Подрос Флегонт, стал бегать с товарищами в лес и горы, искать грибы, ягоды, искать золотую россыпь-самородку. В Гостеприимном стане все искали что-нибудь, особенно же золото и самоцветные камни. Убежал так однажды и не пришел. Товарищи вернулись, а он нет. Бегали отец и мать, кликали сына — не отозвался. В воскресный день весь Гостеприимный стан искал мальчонку — и все зря. Будто не было его совсем или был он облачный и рассеялся.
Долго плакала мать:
— Где ты, мой первенький, сокол мой ясный, закатный месяц?..
— Брось реветь, мало, што ль, у тебя окромя его, — утешал отец.
— Много, а не он, не Флегонтик, дороже он для меня всякого.
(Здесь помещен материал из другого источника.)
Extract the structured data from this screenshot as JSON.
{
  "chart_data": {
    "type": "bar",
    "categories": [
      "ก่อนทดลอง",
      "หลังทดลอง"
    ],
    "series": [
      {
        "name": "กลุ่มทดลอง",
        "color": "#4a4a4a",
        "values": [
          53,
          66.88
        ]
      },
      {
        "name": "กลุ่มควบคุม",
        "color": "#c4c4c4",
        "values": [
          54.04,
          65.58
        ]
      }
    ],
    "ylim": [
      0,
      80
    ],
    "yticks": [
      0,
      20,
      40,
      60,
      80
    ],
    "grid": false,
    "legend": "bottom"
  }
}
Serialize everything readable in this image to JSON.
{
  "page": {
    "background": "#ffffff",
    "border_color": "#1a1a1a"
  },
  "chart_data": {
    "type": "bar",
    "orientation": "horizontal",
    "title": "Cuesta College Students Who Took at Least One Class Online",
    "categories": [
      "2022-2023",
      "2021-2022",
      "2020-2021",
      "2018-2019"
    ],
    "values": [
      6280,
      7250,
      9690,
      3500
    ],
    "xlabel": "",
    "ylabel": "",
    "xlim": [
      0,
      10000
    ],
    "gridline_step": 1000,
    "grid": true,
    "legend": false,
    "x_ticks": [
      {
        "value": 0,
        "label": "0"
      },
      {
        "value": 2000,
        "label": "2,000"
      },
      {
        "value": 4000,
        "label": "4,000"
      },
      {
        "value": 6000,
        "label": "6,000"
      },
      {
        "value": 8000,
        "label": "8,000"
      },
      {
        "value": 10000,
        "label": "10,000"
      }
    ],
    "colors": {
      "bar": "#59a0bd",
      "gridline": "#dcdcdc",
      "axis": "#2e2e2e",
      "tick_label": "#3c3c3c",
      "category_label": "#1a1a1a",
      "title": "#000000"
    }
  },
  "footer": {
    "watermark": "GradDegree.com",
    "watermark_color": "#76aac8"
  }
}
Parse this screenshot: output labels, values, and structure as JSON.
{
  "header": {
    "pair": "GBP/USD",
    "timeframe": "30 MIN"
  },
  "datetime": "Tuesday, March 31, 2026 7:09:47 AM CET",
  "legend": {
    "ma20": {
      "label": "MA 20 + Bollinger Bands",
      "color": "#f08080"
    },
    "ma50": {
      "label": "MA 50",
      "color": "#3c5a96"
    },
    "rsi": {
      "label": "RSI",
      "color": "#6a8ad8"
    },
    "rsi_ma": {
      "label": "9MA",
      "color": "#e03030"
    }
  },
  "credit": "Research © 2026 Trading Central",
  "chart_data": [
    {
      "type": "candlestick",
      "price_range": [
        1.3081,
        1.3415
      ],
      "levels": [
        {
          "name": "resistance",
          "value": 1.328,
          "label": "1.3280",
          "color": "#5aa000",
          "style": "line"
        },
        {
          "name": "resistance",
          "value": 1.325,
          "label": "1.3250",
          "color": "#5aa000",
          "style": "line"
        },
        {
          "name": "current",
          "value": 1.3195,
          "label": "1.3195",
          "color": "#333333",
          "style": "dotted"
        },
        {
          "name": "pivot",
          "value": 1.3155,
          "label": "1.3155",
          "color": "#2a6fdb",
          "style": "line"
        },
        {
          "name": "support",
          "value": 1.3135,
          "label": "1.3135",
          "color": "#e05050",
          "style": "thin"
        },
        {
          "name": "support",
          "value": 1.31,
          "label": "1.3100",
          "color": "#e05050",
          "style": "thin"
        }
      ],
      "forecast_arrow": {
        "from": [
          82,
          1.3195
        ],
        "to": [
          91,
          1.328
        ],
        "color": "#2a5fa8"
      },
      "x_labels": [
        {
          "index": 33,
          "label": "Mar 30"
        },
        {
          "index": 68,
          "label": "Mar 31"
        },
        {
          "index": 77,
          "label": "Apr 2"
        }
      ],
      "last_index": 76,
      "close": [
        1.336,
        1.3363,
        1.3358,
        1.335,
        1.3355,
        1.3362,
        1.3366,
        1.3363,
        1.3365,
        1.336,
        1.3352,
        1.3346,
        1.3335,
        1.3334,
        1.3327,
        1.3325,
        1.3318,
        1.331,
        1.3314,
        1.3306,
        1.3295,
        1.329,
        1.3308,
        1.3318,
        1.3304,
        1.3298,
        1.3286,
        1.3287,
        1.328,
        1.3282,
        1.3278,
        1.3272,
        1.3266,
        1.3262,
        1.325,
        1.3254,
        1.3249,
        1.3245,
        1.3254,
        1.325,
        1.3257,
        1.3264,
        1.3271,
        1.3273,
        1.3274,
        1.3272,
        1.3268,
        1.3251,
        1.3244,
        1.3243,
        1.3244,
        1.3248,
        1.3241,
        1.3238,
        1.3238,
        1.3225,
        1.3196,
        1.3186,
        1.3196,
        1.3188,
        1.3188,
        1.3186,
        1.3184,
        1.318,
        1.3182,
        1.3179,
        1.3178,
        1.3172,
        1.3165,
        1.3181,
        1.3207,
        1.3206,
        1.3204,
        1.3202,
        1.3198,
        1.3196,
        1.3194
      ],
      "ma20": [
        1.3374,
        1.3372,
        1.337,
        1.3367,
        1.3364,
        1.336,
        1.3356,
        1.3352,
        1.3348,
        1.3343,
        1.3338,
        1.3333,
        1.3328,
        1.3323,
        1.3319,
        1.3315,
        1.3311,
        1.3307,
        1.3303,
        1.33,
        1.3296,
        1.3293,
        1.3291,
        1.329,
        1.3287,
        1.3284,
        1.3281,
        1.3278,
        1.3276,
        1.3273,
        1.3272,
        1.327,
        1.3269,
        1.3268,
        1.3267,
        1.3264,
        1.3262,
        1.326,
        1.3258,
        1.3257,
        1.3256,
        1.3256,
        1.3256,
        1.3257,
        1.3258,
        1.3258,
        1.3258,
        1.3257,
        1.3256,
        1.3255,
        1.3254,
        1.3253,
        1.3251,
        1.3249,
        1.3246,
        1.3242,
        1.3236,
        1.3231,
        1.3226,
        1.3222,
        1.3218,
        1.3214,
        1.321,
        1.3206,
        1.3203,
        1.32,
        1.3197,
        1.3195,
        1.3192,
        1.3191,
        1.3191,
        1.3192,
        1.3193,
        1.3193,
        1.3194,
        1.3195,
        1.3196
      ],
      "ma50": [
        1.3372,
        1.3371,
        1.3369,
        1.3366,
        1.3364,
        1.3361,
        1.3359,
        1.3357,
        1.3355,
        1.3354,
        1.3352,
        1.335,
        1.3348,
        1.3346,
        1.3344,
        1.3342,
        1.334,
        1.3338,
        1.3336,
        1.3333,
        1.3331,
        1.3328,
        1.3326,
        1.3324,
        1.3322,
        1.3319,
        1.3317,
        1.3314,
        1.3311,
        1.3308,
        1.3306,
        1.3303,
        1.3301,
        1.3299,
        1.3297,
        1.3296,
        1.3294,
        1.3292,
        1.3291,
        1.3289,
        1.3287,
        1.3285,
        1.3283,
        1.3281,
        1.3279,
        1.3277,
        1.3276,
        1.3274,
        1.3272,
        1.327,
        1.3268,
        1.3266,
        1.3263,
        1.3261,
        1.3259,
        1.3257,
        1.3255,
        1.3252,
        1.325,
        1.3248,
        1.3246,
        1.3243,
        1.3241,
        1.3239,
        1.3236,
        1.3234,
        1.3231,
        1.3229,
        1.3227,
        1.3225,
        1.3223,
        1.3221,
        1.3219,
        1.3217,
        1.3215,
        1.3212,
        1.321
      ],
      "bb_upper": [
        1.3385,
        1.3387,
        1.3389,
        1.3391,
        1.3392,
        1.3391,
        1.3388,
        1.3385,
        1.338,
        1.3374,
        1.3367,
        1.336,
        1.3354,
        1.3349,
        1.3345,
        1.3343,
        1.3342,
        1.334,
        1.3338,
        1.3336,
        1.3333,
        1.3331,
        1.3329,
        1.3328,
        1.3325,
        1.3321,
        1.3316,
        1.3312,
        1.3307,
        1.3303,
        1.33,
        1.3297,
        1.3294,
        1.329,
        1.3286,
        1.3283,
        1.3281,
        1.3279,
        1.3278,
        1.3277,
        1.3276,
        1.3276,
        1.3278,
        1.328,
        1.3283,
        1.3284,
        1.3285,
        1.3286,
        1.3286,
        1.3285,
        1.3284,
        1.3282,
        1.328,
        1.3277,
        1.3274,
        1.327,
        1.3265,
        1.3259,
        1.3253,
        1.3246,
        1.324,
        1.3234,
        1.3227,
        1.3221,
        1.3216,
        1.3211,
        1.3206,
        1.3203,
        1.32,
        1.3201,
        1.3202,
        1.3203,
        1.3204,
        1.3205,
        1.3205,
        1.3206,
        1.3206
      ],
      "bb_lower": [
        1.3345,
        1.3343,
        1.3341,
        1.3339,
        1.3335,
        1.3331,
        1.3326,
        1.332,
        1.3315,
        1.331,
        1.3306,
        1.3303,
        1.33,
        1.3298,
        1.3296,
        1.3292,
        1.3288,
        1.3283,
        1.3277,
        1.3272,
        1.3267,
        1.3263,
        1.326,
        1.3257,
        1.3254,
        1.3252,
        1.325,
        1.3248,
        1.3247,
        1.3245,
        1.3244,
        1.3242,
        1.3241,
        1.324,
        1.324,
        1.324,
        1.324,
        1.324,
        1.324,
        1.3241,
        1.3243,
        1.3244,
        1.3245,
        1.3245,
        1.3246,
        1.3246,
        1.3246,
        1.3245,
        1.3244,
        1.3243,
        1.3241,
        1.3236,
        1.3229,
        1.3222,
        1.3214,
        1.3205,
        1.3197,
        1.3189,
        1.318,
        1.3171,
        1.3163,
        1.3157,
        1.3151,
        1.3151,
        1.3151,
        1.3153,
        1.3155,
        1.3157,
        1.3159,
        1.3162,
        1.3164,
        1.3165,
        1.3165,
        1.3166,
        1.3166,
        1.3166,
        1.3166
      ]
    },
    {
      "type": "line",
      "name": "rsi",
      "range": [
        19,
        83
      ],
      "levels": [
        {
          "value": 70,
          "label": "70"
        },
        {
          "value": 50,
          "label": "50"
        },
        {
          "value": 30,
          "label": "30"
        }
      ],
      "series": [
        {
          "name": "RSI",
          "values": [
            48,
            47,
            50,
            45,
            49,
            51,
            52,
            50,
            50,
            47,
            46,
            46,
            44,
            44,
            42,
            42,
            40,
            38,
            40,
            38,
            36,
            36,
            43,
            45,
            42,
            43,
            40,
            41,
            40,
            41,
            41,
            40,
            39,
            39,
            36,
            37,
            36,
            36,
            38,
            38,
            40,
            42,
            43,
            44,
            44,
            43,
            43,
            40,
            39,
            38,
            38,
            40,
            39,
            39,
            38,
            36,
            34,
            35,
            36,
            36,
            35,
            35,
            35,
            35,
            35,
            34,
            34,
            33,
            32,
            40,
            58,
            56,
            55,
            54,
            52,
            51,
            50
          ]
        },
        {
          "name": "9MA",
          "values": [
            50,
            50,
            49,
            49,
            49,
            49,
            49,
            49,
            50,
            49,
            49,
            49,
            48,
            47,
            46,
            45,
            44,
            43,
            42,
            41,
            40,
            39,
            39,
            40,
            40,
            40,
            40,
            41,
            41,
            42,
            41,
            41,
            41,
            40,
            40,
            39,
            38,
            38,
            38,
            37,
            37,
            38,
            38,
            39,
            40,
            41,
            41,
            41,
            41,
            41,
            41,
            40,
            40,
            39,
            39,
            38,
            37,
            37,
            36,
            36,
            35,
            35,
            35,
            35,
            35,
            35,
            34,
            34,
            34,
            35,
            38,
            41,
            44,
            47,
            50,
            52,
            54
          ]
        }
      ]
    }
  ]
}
Хоть бы память оставил какую, а то сгиб, и рубашечку, и штанишки — все с собой.
— Родишь вот, будет парень — и назовем Флегошкой заместо сгибшего.
Мать была на сносях, к первым заморозкам родила паренька, которого и назвали Флегонтом. А через месяц по первому снегу вернулся домой и сгибший парнишка. Ночью постучался в окно родительской избы.
— Кто там? — спросила мать.
— Я.
— Кто такой?
— Да я, открывай, мамка!
— Мамкой зовет. Отец, глянь-ко, все ли у нас дома?
Муж осмотрел лавки и полати, пересчитал детей.
— Все, все до единого.
— Я не открою. Это мазурик какой-то, — решила мать.
А стук в окно стал нетерпеливым, затем послышался слезный голос:
— Мамка, открывай скорей, мерзну я!
— Да никак Флегошка! Отец, иди говори с ним, я не могу. Душенька его пришла к нам.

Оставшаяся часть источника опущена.